Spam detection is messy. The line between spam and non-spam messages is fuzzy, and the criteria change over time. From various efforts to automate spam detection, machine learning has so far proven to be the most effective and favored approach by email providers. Although we still see spammy emails, a quick look at the junk folder will show how much spam gets weeded out of our inboxes every day thanks to machine learning algorithms.

How does machine learning determine which emails are spam and which are not? Here’s an overview of how machine learning-based spam detection works.

The challenge

Spam email comes in different flavors. Many are just annoying messages aiming to draw attention to a cause or spread false information. Some of them are phishing emails with the intent of luring the recipient into clicking on a malicious link or downloading a malware.
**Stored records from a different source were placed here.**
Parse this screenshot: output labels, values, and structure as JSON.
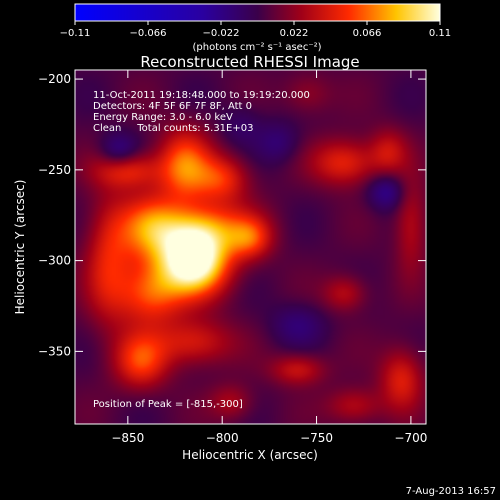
{
  "chart_data": {
    "type": "heatmap",
    "title": "Reconstructed RHESSI Image",
    "xlabel": "Heliocentric X (arcsec)",
    "ylabel": "Heliocentric Y (arcsec)",
    "xlim": [
      -878,
      -692
    ],
    "ylim": [
      -390,
      -195
    ],
    "x_ticks": [
      -850,
      -800,
      -750,
      -700
    ],
    "x_tick_labels": [
      "−850",
      "−800",
      "−750",
      "−700"
    ],
    "y_ticks": [
      -200,
      -250,
      -300,
      -350
    ],
    "y_tick_labels": [
      "−200",
      "−250",
      "−300",
      "−350"
    ],
    "colorbar": {
      "range": [
        -0.11,
        0.11
      ],
      "ticks": [
        -0.11,
        -0.066,
        -0.022,
        0.022,
        0.066,
        0.11
      ],
      "tick_labels": [
        "−0.11",
        "−0.066",
        "−0.022",
        "0.022",
        "0.066",
        "0.11"
      ],
      "units_label": "(photons cm⁻² s⁻¹ asec⁻²)"
    },
    "annotations": [
      "11-Oct-2011 19:18:48.000 to 19:19:20.000",
      "Detectors: 4F 5F 6F 7F 8F, Att 0",
      "Energy Range: 3.0 - 6.0 keV",
      "Clean     Total counts: 5.31E+03"
    ],
    "peak_label": "Position of Peak = [-815,-300]",
    "peak": [
      -815,
      -300
    ],
    "sources": [
      {
        "x": -815,
        "y": -300,
        "v": 0.12,
        "sx": 13,
        "sy": 13
      },
      {
        "x": -808,
        "y": -282,
        "v": 0.05,
        "sx": 18,
        "sy": 10
      },
      {
        "x": -838,
        "y": -282,
        "v": 0.055,
        "sx": 12,
        "sy": 13
      },
      {
        "x": -800,
        "y": -255,
        "v": 0.045,
        "sx": 10,
        "sy": 9
      },
      {
        "x": -820,
        "y": -248,
        "v": 0.06,
        "sx": 10,
        "sy": 14
      },
      {
        "x": -850,
        "y": -250,
        "v": 0.045,
        "sx": 12,
        "sy": 7
      },
      {
        "x": -838,
        "y": -318,
        "v": 0.055,
        "sx": 12,
        "sy": 12
      },
      {
        "x": -843,
        "y": -355,
        "v": 0.05,
        "sx": 10,
        "sy": 11
      },
      {
        "x": -815,
        "y": -345,
        "v": 0.04,
        "sx": 14,
        "sy": 9
      },
      {
        "x": -860,
        "y": -300,
        "v": 0.04,
        "sx": 9,
        "sy": 25
      },
      {
        "x": -785,
        "y": -288,
        "v": 0.04,
        "sx": 8,
        "sy": 8
      },
      {
        "x": -735,
        "y": -246,
        "v": 0.045,
        "sx": 12,
        "sy": 9
      },
      {
        "x": -760,
        "y": -360,
        "v": 0.035,
        "sx": 10,
        "sy": 6
      },
      {
        "x": -735,
        "y": -318,
        "v": 0.03,
        "sx": 8,
        "sy": 7
      },
      {
        "x": -712,
        "y": -240,
        "v": 0.03,
        "sx": 7,
        "sy": 9
      },
      {
        "x": -700,
        "y": -280,
        "v": 0.03,
        "sx": 6,
        "sy": 18
      },
      {
        "x": -705,
        "y": -365,
        "v": 0.04,
        "sx": 8,
        "sy": 12
      },
      {
        "x": -730,
        "y": -380,
        "v": 0.03,
        "sx": 10,
        "sy": 7
      },
      {
        "x": -755,
        "y": -208,
        "v": 0.02,
        "sx": 9,
        "sy": 8
      },
      {
        "x": -795,
        "y": -378,
        "v": 0.025,
        "sx": 8,
        "sy": 7
      },
      {
        "x": -855,
        "y": -240,
        "v": -0.03,
        "sx": 7,
        "sy": 7
      },
      {
        "x": -713,
        "y": -262,
        "v": -0.03,
        "sx": 7,
        "sy": 7
      },
      {
        "x": -770,
        "y": -235,
        "v": -0.02,
        "sx": 8,
        "sy": 8
      },
      {
        "x": -760,
        "y": -335,
        "v": -0.02,
        "sx": 10,
        "sy": 8
      },
      {
        "x": -790,
        "y": -225,
        "v": -0.015,
        "sx": 8,
        "sy": 8
      }
    ]
  },
  "footer": {
    "date": "7-Aug-2013 16:57"
  }
}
The one thing they have in common is that they are irrelevant to the needs of the recipient. A spam-detector algorithm must find a way to filter out spam while and at the same time avoid flagging authentic messages that users want to see in their inbox. And it must do it in a way that can match evolving trends such as panic caused from pandemics, election news, sudden interest in cryptocurrencies, and others.

Static rules can help. For instance, too many BCC recipients, very short body text, and all caps subjects are some of the hallmarks of spam emails. Likewise, some sender domains and email addresses can be associated with spam. But for the most part, spam detection mainly relies on analyzing the content of the message.

Naïve Bayes machine learning

Machine learning algorithms use statistical models to classify data. In the case of spam detection, a trained machine learning model must be able to determine whether the sequence of words found in an email are closer to those found in spam emails or safe ones.

Different machine learning algorithms can detect spam, but one that has gained appeal is the “naïve Bayes” algorithm. As the name implies, naïve Bayes is based on “Bayes’ theorem,” which describes the probability of an event based on prior knowledge.